Здесь необходимо пояснить, что вышеуказанный населённый пункт с поэтическим названием «Ольховка» находился далеко за городом, вдали от дорог, троп и прочих торговых путей городского населения.
Нестор Петрович, с трудом загнав меркатильную жабу в угол организма, оплатил проезд, причём сразу туда и обратно.
«Вы назад-то, в город, когда теперь?» – осмелился осведомиться он.
«Так утром рейс… в четыре двадцать… – испуганно глядя на Карасикова, ответила кондукторша. – Шофёр-то наш, ольховский…»
Нестор Петрович взглянул на часы.
Через час во всех телевизорах страны будут бить столичные куранты, возвещая о наступлении нового года.
Шампанское будет литься пенной рекой, обильно окропляя тазики с салатами и заглушая выстрелами пробок взаимные поздравления.
Потом, под горячее, будет открываться запотевшая водочка.
А потом закрутится непрерывная цепь событий: танцы, курево в подъезде, стол, танцы, опять стол, снова танцы, курево, поцелуи в углу…
Карасиков вздохнул, набрался решимости и тоном, не допускающим возражений, спросил: «А можно я здесь, в автобусе посижу? Мне в город надо…»
«Да жалко что ли, сиди… Только холодно здесь у нас… - ответила кондукторша, начиная понимать, что к чему. – И ещё… мы тебя закроем…»
Первые два часа прошли быстро.
Проснулся Карасиков от холода и похмельной головной боли.
Старенький «ЛиАЗ», прозываемый в народе «скотовозом», начал неумолимо промерзать вместе с содержимым в виде незадачливого одинокого пассажира.
Не спасало ничего.
Ни подтягивания на поручнях, ни отжимания от пола, ни бег среди сидений, ни бодрые армейские марши, распеваемые во всё горло…
Заспанный водитель, совершенно забывший о Карасикове, чуть не отдал концы, когда, заводя двигатель, он неожиданно увидел в зеркале прилипшую к заднему стеклу кабины физиономию, бормочущую еле шевелящимся от холода языком что-то типа «…на-на-нако-конец-то… по-поеха-хали уже…»
До самого города Нестор Петрович ехал в кабине доброго водителя, сидя прямо на горячем двигателе, хлебая горячий шофёрский кофе из термоса и, тем не менее, обречённо стуча зубами.
К чести Карасикова надо признать, что он даже не простудился.

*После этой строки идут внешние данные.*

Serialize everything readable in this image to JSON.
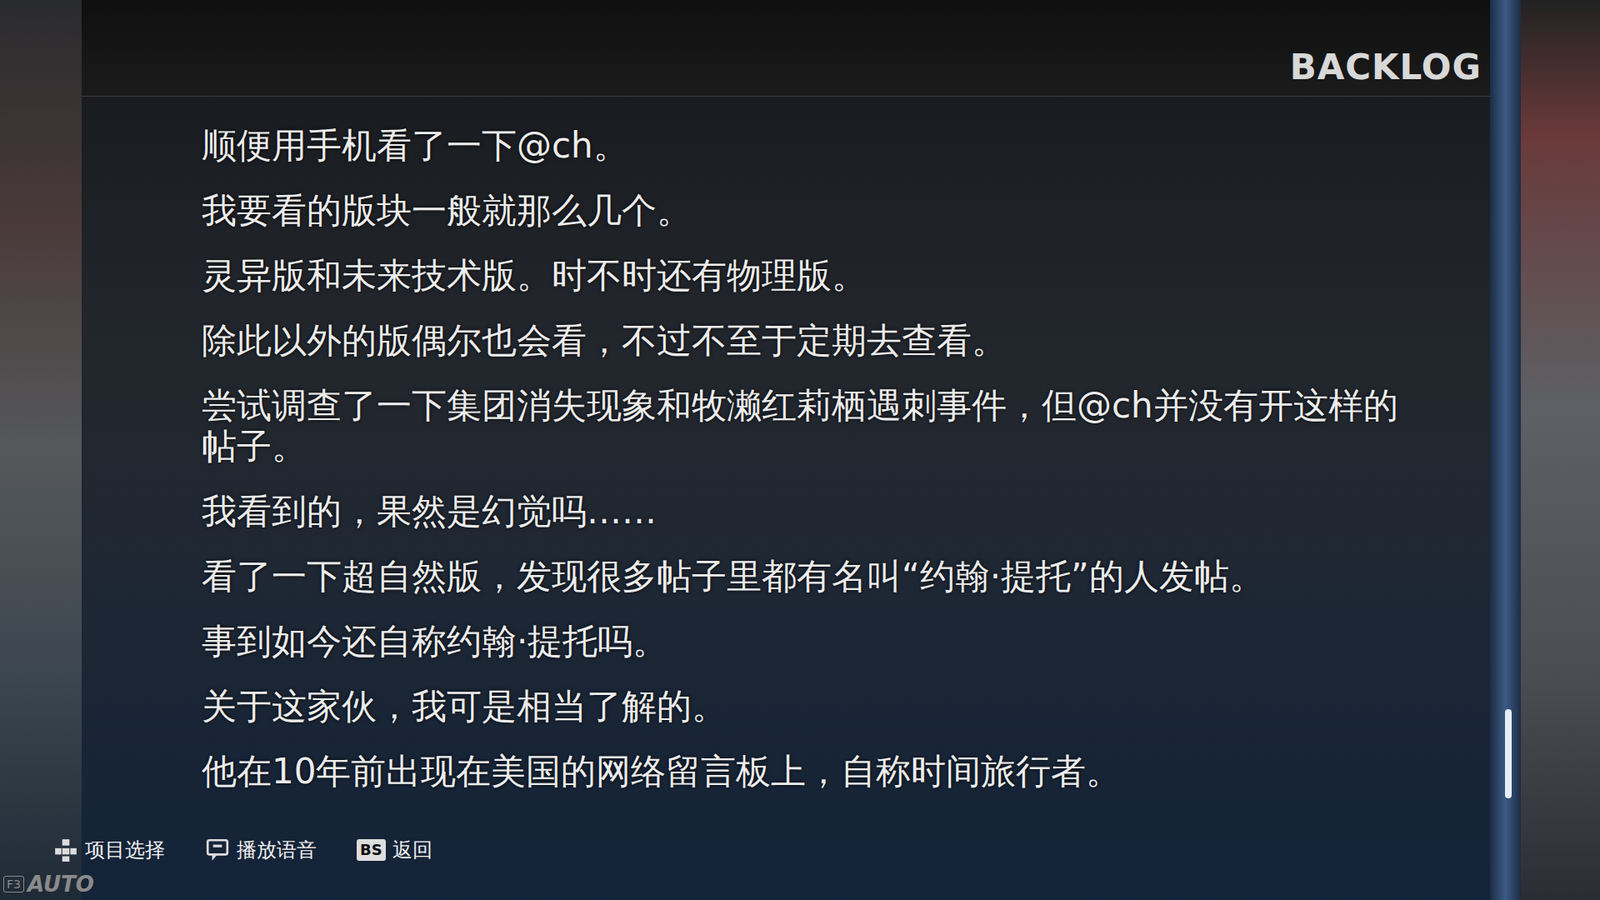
{
  "screen": {
    "title": "BACKLOG"
  },
  "backlog": {
    "lines": [
      "顺便用手机看了一下@ch。",
      "我要看的版块一般就那么几个。",
      "灵异版和未来技术版。时不时还有物理版。",
      "除此以外的版偶尔也会看，不过不至于定期去查看。",
      "尝试调查了一下集团消失现象和牧濑红莉栖遇刺事件，但@ch并没有开这样的帖子。",
      "我看到的，果然是幻觉吗……",
      "看了一下超自然版，发现很多帖子里都有名叫“约翰·提托”的人发帖。",
      "事到如今还自称约翰·提托吗。",
      "关于这家伙，我可是相当了解的。",
      "他在10年前出现在美国的网络留言板上，自称时间旅行者。"
    ]
  },
  "scrollbar": {
    "thumb_start": 0.79,
    "thumb_size": 0.1
  },
  "controls": [
    {
      "kind": "dpad",
      "label": "项目选择"
    },
    {
      "kind": "voice",
      "label": "播放语音"
    },
    {
      "kind": "key",
      "key": "BS",
      "label": "返回"
    }
  ],
  "mode": {
    "key": "F3",
    "label": "AUTO"
  }
}
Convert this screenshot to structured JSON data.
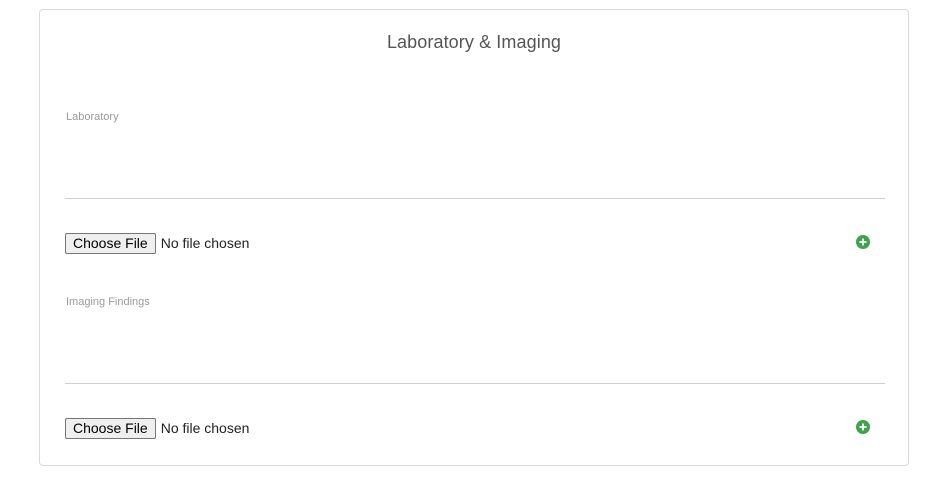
{
  "section": {
    "title": "Laboratory & Imaging"
  },
  "laboratory": {
    "label": "Laboratory",
    "value": "",
    "file_button_label": "Choose File",
    "file_status": "No file chosen"
  },
  "imaging": {
    "label": "Imaging Findings",
    "value": "",
    "file_button_label": "Choose File",
    "file_status": "No file chosen"
  },
  "icons": {
    "add": "plus-circle-icon"
  },
  "colors": {
    "accent_green": "#3fa34d",
    "border": "#d9d9d9",
    "label": "#9a9a9a",
    "title": "#555555"
  }
}
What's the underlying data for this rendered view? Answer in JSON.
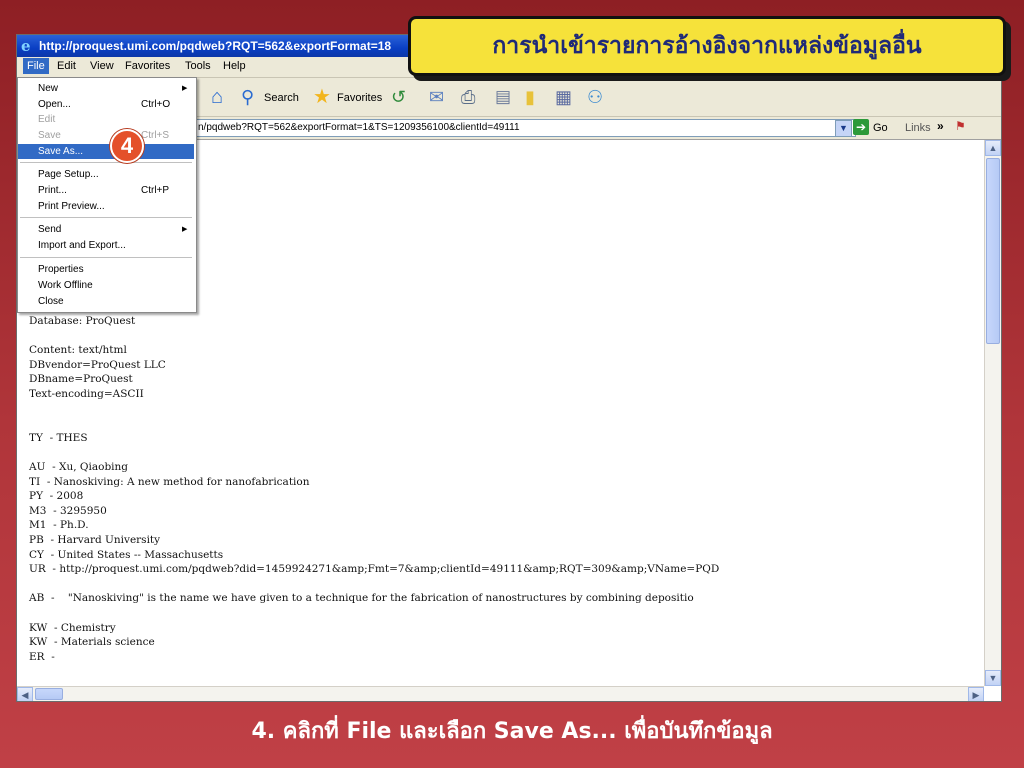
{
  "slide": {
    "heading": "การนำเข้ารายการอ้างอิงจากแหล่งข้อมูลอื่น",
    "caption": "4. คลิกที่ File และเลือก Save As... เพื่อบันทึกข้อมูล",
    "step_number": "4",
    "colors": {
      "background": "#a32a2e",
      "heading_bg": "#f6e23a",
      "heading_text": "#1f2a78",
      "badge": "#e4502a"
    }
  },
  "browser": {
    "title": "http://proquest.umi.com/pqdweb?RQT=562&exportFormat=18",
    "menu": [
      "File",
      "Edit",
      "View",
      "Favorites",
      "Tools",
      "Help"
    ],
    "toolbar": {
      "search_label": "Search",
      "favorites_label": "Favorites"
    },
    "address": {
      "value": "n/pqdweb?RQT=562&exportFormat=1&TS=1209356100&clientId=49111",
      "go_label": "Go",
      "links_label": "Links"
    }
  },
  "file_menu": [
    {
      "label": "New",
      "shortcut": "",
      "submenu": true,
      "disabled": false,
      "highlighted": false
    },
    {
      "label": "Open...",
      "shortcut": "Ctrl+O",
      "submenu": false,
      "disabled": false,
      "highlighted": false
    },
    {
      "label": "Edit",
      "shortcut": "",
      "submenu": false,
      "disabled": true,
      "highlighted": false
    },
    {
      "label": "Save",
      "shortcut": "Ctrl+S",
      "submenu": false,
      "disabled": true,
      "highlighted": false
    },
    {
      "label": "Save As...",
      "shortcut": "",
      "submenu": false,
      "disabled": false,
      "highlighted": true
    },
    {
      "label": "Page Setup...",
      "shortcut": "",
      "submenu": false,
      "disabled": false,
      "highlighted": false
    },
    {
      "label": "Print...",
      "shortcut": "Ctrl+P",
      "submenu": false,
      "disabled": false,
      "highlighted": false
    },
    {
      "label": "Print Preview...",
      "shortcut": "",
      "submenu": false,
      "disabled": false,
      "highlighted": false
    },
    {
      "label": "Send",
      "shortcut": "",
      "submenu": true,
      "disabled": false,
      "highlighted": false
    },
    {
      "label": "Import and Export...",
      "shortcut": "",
      "submenu": false,
      "disabled": false,
      "highlighted": false
    },
    {
      "label": "Properties",
      "shortcut": "",
      "submenu": false,
      "disabled": false,
      "highlighted": false
    },
    {
      "label": "Work Offline",
      "shortcut": "",
      "submenu": false,
      "disabled": false,
      "highlighted": false
    },
    {
      "label": "Close",
      "shortcut": "",
      "submenu": false,
      "disabled": false,
      "highlighted": false
    }
  ],
  "content_lines": [
    "Database: ProQuest",
    "",
    "Content: text/html",
    "DBvendor=ProQuest LLC",
    "DBname=ProQuest",
    "Text-encoding=ASCII",
    "",
    "",
    "TY  - THES",
    "",
    "AU  - Xu, Qiaobing",
    "TI  - Nanoskiving: A new method for nanofabrication",
    "PY  - 2008",
    "M3  - 3295950",
    "M1  - Ph.D.",
    "PB  - Harvard University",
    "CY  - United States -- Massachusetts",
    "UR  - http://proquest.umi.com/pqdweb?did=1459924271&amp;Fmt=7&amp;clientId=49111&amp;RQT=309&amp;VName=PQD",
    "",
    "AB  -    \"Nanoskiving\" is the name we have given to a technique for the fabrication of nanostructures by combining depositio",
    "",
    "KW  - Chemistry",
    "KW  - Materials science",
    "ER  -"
  ]
}
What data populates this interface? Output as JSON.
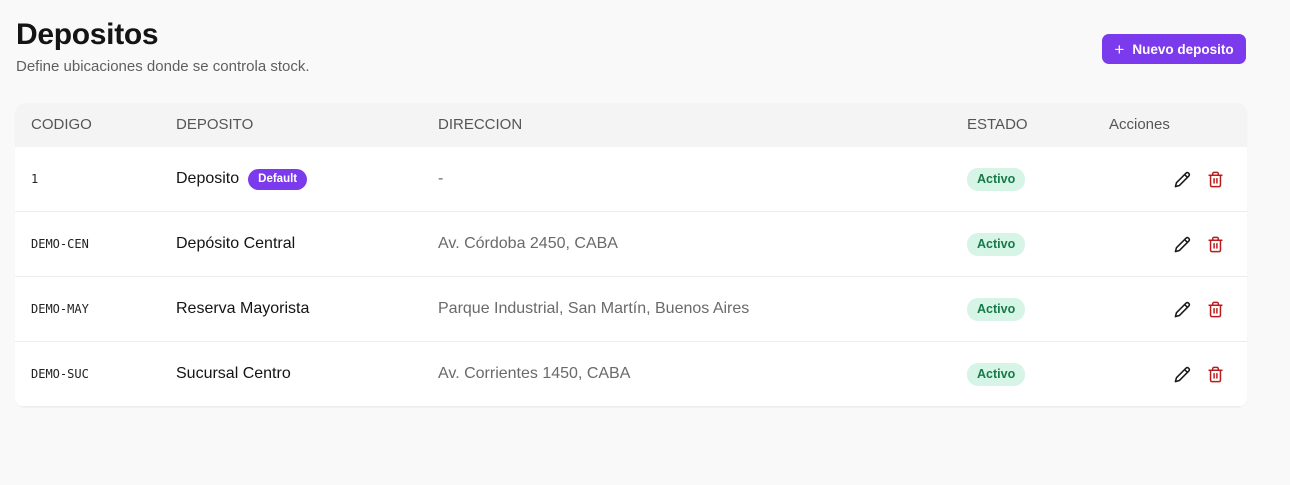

Однако ухо умудрился обморозить.
К концу зимних каникул, когда чернота прошла и опухоль спала, ухо приняло не совсем обычную геометрическую форму. Оно стало как бы многоугольным и резным. Даже лучше, чем было.
И Нестор Петрович им очень гордился!
*****
- Нестор, где обедать будешь? – в дверь заглянул инспектор Нечитайло и, не дожидаясь ответа, добродушно рявкнул: - А ну, полетели в “пельмешку” пока там народу мало!
Инспектор Иван Моисеевич Нечитайло трудился в таможне давно. Он занимался всем сразу и одновременно ничем. Проверка деклараций, оперативная работа, охрана и снабжение таможни – всё в той или иной степени проходило через натруженные руки инспектора Нечитайло. Кое-что к этим рукам намертво прилипало.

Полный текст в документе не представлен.